Laziness Leads to Mistakes

One of my biggest issues with lazyiness is the amount of mistakes that happen when developers get lazy. I will hear things like:

“It’s too much work to unit test ALL of this code”. — some lazy developer

“It works I guess.” — a coding bum

The trait of laziness does not lend itself to forethought about issues that might come up. Why not? It’s too much work.

If that lazy developer had started writing unit tests incrementally as they were completing features there wouldn’t be as much code to unit test in the first place. However, that developer thought “I can just get away with doing the bare minimum for now and worry about it later.”

This mentality is a problem with anything you do, not just coding. However, we live in a world dominated by code. Literally everything runs on some kind of code. There’s even smart toasters (just… why?!). With that in mind, it’s especially important for us to be on our toes. To constantly think of the issues coming around the corner and plan for them accordingly. That’s how you don’t get caught off guard with hackers stealing all your PII because you bought a shitty smarty toaster where the company spent about $0.03 on security for it. How many “smart” devices have been found to have MASSIVE security flaws in them? Plenty.
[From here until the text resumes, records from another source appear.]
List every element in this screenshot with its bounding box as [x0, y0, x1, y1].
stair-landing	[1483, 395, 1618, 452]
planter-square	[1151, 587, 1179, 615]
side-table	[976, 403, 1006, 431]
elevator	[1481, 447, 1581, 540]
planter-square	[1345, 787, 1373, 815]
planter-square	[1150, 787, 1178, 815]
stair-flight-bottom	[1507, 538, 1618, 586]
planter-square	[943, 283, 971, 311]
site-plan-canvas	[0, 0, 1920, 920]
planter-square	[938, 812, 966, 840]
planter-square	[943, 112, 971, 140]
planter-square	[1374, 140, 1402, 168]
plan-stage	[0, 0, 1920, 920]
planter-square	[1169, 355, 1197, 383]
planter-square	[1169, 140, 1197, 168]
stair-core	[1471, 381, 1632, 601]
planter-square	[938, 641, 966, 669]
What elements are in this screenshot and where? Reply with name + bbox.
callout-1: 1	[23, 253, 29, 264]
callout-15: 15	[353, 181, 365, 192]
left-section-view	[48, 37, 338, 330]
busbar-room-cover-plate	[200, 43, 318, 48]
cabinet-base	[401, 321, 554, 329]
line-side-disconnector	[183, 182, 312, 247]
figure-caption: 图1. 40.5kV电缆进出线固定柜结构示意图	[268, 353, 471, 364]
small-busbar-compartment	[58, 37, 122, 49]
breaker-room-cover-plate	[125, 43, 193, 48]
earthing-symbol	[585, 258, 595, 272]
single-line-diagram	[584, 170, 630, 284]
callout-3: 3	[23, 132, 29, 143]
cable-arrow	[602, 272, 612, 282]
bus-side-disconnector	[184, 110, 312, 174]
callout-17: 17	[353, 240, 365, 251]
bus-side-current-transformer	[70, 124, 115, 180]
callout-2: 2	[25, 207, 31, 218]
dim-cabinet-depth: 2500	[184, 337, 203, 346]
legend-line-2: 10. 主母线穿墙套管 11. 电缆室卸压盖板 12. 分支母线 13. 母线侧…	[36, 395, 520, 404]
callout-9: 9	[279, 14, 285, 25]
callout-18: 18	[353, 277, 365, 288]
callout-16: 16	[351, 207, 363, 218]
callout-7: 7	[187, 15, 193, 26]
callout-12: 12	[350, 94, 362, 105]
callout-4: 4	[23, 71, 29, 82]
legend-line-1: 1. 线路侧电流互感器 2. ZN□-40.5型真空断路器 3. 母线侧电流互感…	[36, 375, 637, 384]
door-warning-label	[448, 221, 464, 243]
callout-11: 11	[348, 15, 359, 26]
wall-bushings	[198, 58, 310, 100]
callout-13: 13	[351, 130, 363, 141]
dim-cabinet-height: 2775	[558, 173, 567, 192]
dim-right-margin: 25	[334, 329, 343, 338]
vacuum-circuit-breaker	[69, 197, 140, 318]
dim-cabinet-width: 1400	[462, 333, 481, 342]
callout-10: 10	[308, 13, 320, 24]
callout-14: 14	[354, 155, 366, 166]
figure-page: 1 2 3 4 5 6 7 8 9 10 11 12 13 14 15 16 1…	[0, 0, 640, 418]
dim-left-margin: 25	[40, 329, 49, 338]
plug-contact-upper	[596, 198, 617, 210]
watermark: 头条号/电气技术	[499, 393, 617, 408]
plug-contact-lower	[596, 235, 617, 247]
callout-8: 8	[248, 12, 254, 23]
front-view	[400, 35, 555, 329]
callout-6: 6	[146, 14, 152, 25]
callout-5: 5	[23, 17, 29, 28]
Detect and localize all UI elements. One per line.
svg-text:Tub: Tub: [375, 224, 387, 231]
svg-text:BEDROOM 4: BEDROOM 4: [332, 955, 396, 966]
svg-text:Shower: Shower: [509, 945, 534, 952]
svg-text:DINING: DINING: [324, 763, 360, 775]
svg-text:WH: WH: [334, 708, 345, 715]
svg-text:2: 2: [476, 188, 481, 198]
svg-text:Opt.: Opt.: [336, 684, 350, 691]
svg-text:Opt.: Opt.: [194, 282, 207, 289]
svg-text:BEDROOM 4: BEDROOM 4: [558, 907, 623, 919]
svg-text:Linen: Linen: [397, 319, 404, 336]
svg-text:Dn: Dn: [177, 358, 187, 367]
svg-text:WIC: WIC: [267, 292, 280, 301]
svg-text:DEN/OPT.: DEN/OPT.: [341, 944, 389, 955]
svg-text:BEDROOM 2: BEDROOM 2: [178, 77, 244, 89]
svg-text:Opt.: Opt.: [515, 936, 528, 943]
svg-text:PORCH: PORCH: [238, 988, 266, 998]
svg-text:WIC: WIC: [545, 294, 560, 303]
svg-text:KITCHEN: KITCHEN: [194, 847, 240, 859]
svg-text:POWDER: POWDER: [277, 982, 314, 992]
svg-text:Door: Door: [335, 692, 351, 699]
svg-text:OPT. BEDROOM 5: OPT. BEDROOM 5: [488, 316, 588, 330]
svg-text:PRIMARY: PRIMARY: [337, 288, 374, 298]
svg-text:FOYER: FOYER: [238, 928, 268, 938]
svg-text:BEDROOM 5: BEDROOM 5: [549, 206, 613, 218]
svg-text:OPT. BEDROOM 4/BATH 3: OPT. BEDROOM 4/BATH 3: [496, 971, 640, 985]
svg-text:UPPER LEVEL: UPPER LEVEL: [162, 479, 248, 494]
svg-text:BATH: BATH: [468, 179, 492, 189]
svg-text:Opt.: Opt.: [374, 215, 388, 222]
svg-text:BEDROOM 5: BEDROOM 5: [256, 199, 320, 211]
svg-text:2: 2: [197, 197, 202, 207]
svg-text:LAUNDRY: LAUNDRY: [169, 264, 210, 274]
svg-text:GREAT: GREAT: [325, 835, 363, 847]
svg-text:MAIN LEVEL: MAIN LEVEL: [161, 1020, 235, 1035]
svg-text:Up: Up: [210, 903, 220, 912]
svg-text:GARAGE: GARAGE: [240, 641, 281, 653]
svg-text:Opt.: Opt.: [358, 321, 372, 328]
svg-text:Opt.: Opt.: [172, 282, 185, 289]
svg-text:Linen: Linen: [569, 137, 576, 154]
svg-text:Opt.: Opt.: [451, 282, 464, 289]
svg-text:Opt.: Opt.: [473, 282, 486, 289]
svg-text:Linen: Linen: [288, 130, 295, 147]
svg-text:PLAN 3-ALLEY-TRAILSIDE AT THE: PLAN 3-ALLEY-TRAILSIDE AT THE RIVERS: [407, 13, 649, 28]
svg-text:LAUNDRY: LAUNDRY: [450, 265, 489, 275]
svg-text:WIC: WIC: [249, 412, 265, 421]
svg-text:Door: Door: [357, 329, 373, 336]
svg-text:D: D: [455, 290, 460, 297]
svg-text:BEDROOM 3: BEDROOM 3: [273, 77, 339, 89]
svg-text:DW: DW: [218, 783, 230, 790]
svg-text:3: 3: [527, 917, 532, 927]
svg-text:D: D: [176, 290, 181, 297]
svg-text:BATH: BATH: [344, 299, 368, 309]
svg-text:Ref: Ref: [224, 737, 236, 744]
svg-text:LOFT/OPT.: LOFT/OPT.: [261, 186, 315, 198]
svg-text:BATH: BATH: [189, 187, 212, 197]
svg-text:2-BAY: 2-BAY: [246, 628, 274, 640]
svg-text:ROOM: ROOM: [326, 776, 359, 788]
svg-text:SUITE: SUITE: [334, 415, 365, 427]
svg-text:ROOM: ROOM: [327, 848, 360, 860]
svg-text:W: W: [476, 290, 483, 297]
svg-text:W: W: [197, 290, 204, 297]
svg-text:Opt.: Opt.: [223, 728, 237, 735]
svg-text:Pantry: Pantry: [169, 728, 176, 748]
Do you know why they have those flaws? Partly budget, but mostly because the developers were LAZY.

Thinking about security is too much work man, I just want to build some cool shit.

Thanks for Coming to my Ted Talk

This is something that has bothered me for a while now. Please stop promiting laziness in the world of software development. It’s a real pain in the ass to continually pick up after all these lazy people.